Security at ServFixo

1. Data Protection

Encryption in Transit

All communications between your devices and our servers are encrypted using Transport Layer Security (TLS) 1.3, the latest and most secure version of the protocol. This ensures that your data cannot be intercepted or tampered with during transmission.

Encryption at Rest

All data stored in our databases is encrypted using AES-256 encryption, the same standard used by banks and government agencies. Encryption keys are managed using industry-standard key management services with automatic key rotation.

Data Isolation

As a multi-tenant platform, we implement strict data isolation between customers. Each customer's data is logically separated and accessible only to authorized users within that organization.

2. Infrastructure Security

Cloud Infrastructure

ServFixo is hosted on enterprise-grade cloud infrastructure that maintains SOC 2 Type II, ISO 27001, and other security certifications. Our infrastructure providers maintain physical security controls including:

• 24/7 security personnel and surveillance
• Biometric access controls
• Environmental controls (fire suppression, climate control)
• Redundant power and network connectivity

Network Security

Our network security measures include:

• Web Application Firewall (WAF) to protect against common attacks
• DDoS protection and mitigation
• Intrusion detection and prevention systems
• Network segmentation and access controls

3. Access Control

Authentication

We employ strong authentication mechanisms to verify user identity:

• Secure password requirements with complexity rules
• Optional multi-factor authentication (MFA)
• Session management with automatic timeout
• Brute-force protection with account lockout

Role-Based Access Control (RBAC)

ServFixo implements role-based access control to ensure users only have access to the features and data they need:

• Admin: Full access to all features and settings
• Manager: Access to team management and reports
• Dispatcher: Access to scheduling and job assignment
• Technician: Access to assigned jobs and mobile features

Employee Access

ServFixo employee access to production systems is strictly controlled. Access is granted on a need-to-know basis, requires multi-factor authentication, and all access is logged and audited.

4. Data Backup and Recovery

We maintain comprehensive backup and disaster recovery procedures:

• Automated daily backups of all data
• Point-in-time recovery capability
• Backups stored in geographically separate locations
• Regular backup restoration testing
• Recovery Time Objective (RTO) of less than 4 hours
• Recovery Point Objective (RPO) of less than 1 hour

5. Application Security

Secure Development Practices

Our development team follows secure coding practices including:

• Security-focused code reviews
• Automated security scanning in CI/CD pipeline
• Regular dependency updates and vulnerability patching
• OWASP Top 10 vulnerability prevention

Vulnerability Management

We actively manage security vulnerabilities through:

• Regular vulnerability scanning
• Annual third-party penetration testing
• Bug bounty program for responsible disclosure
• Prompt patching of identified vulnerabilities

6. Monitoring and Incident Response

Security Monitoring

Our security operations include:

• 24/7 automated security monitoring
• Real-time alerting for suspicious activities
• Comprehensive logging of security events
• Log retention for forensic analysis

Incident Response

In the event of a security incident, we follow a documented incident response plan that includes:

• Rapid detection and containment
• Investigation and root cause analysis
• Customer notification within 72 hours of confirmed breach
• Remediation and prevention of future incidents
• Post-incident review and improvement

7. Payment Security

We take payment security seriously and implement the following measures:

• PCI DSS Compliance: All payment processing is handled by PCI DSS Level 1 certified payment processors.
• No Card Storage: We never store credit card numbers on our servers.
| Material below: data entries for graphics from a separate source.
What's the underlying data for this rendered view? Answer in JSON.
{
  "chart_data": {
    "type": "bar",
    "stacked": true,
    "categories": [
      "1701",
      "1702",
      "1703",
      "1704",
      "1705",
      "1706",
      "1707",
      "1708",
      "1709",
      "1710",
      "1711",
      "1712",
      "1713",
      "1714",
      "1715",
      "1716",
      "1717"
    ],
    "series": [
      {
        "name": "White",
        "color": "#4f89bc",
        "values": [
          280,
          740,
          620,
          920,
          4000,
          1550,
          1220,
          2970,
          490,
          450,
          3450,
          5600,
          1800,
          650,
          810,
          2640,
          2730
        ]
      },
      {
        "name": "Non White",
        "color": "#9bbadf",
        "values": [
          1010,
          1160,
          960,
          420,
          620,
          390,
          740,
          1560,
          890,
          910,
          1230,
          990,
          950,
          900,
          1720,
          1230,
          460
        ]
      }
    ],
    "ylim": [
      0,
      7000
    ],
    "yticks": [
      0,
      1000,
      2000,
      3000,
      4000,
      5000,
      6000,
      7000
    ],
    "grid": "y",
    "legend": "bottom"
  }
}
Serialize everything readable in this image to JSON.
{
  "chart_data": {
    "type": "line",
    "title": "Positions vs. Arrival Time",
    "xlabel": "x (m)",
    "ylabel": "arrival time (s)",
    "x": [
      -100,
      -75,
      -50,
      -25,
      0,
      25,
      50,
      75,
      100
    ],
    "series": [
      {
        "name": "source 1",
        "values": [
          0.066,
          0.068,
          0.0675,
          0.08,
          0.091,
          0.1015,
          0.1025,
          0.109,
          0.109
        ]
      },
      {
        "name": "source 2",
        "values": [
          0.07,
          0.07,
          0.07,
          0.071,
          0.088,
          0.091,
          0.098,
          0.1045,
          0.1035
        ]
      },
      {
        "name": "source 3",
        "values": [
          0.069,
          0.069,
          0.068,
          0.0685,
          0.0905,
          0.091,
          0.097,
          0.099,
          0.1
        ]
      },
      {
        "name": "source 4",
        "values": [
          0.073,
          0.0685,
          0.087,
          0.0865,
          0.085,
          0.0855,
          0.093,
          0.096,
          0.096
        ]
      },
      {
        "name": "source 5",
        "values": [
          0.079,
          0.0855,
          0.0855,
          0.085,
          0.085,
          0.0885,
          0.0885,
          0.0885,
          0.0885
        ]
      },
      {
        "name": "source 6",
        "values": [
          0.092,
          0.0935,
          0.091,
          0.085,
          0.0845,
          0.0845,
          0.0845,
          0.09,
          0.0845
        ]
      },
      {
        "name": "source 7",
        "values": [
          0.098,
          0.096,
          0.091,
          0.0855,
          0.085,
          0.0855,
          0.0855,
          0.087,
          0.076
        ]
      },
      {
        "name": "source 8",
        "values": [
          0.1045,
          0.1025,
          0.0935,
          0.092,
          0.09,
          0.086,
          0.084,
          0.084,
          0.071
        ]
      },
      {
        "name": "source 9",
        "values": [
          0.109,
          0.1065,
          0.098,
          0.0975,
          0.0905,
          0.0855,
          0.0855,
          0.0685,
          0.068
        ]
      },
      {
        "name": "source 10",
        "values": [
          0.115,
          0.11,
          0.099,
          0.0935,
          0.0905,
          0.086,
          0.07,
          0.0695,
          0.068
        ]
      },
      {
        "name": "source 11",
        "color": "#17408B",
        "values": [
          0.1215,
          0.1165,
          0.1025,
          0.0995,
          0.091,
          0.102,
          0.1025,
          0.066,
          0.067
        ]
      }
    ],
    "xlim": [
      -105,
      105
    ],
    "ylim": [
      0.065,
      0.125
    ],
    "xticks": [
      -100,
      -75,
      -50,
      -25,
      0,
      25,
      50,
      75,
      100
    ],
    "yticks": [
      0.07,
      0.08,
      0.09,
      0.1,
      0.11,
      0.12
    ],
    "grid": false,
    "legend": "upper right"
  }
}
Payment credentials are tokenized by our payment processor.
• Fraud Prevention: Our payment system includes fraud detection and prevention measures.

8. Your Security Responsibilities

Security is a shared responsibility. We recommend that you:

• Use a strong, unique password for your ServFixo account
• Enable multi-factor authentication (MFA) for added security
• Keep your login credentials confidential
• Log out of your account when using shared devices
• Regularly review user access and remove inactive accounts
• Report any suspicious activity to our support team immediately
• Keep your devices and browsers up to date with security patches

9. Reporting Security Issues

If you discover a security vulnerability or suspect unauthorized access to your account, please contact us immediately:

• Security Issues: security@servfixo.com
• General Support: support@servfixo.com

We appreciate responsible disclosure of security vulnerabilities and will work with you to address any issues you discover.

10. Updates to This Policy

We may update this Security Policy from time to time to reflect changes in our security practices. Significant changes will be communicated to customers via email or through the Service.